The entire reaction mechanism of the dry reforming of methane (DRM) as well as the competition processes over perfect and boron-vacancy-containing h-BN sheet-supported Ni-catalysts (labeled Ni-2/h-BN and Ni-2/h-BN-B-D) was studied by density functional theory calculations in the present work. Our calculation results show that B-defected h-BN strongly binds to the Ni-2 active sites (i.e., shows a strong metal-support interaction (SMSI) character) due to the better electron transfer between Ni-2 sites and the support. It was found that CH4 is easier to activate than molecular CO2. The activation of CO2 occurs on the surface of Ni-2/h-BN through a direct route, whereas it is prone to follow a hydrogen-assisted path for Ni-2/h-BN-B-D via the COOH* intermediate, and the results show that the oxidant O* is easily formed on the surface of Ni-2/h-BN-B-D. It was also found that O* is the main oxidant agent for CHx* intermediates through the CH3-O oxidation mechanism.

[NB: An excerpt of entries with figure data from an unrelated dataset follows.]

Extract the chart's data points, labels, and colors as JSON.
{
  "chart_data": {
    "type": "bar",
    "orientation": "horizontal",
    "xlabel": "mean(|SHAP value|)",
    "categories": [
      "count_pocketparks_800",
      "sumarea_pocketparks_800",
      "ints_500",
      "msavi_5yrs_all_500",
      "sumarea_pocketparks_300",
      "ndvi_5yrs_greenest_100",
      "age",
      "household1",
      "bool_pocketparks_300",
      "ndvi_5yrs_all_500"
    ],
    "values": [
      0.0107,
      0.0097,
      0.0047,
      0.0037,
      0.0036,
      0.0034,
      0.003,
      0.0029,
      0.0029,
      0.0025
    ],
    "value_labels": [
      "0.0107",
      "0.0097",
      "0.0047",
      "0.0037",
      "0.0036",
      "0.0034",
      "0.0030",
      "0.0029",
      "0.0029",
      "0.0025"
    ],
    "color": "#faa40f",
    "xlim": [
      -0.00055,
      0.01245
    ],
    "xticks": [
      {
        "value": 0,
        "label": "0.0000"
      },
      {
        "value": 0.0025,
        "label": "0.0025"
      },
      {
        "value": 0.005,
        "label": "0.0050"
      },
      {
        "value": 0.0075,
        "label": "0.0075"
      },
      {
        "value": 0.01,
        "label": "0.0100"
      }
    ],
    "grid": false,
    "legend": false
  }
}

The reaction kinetic analysis indicated that the reverse water gas shift reaction (RWGS) is much more favorable than DRM (1.30 vs. 1.72 eV) over the Ni-2/h-BN system, whereas the RWGS and DRM are comparable on Ni-2/h-BN-B-D (1.77 vs. 1.66 eV), suggesting a high DRM activity on Ni-2/h-BN-B-D. Moreover, neither methane cracking nor a Boudouard reaction to form C* species is thermodynamically and kinetically unfavorable over Ni-2/h-BN-B-D; hence, Ni-2/h-BN-B-D has strong resistance to carbon deposition. Compared to Ni(111), both Ni-2/h-BN-B-D and Ni-2/h-BN show strong resistance to carbon deposition. Our results provide a further mechanistic understanding of the DRM over an Ni-based catalyst through the SMSI characteristic and the SMSI favors strong resistance to carbon deposition.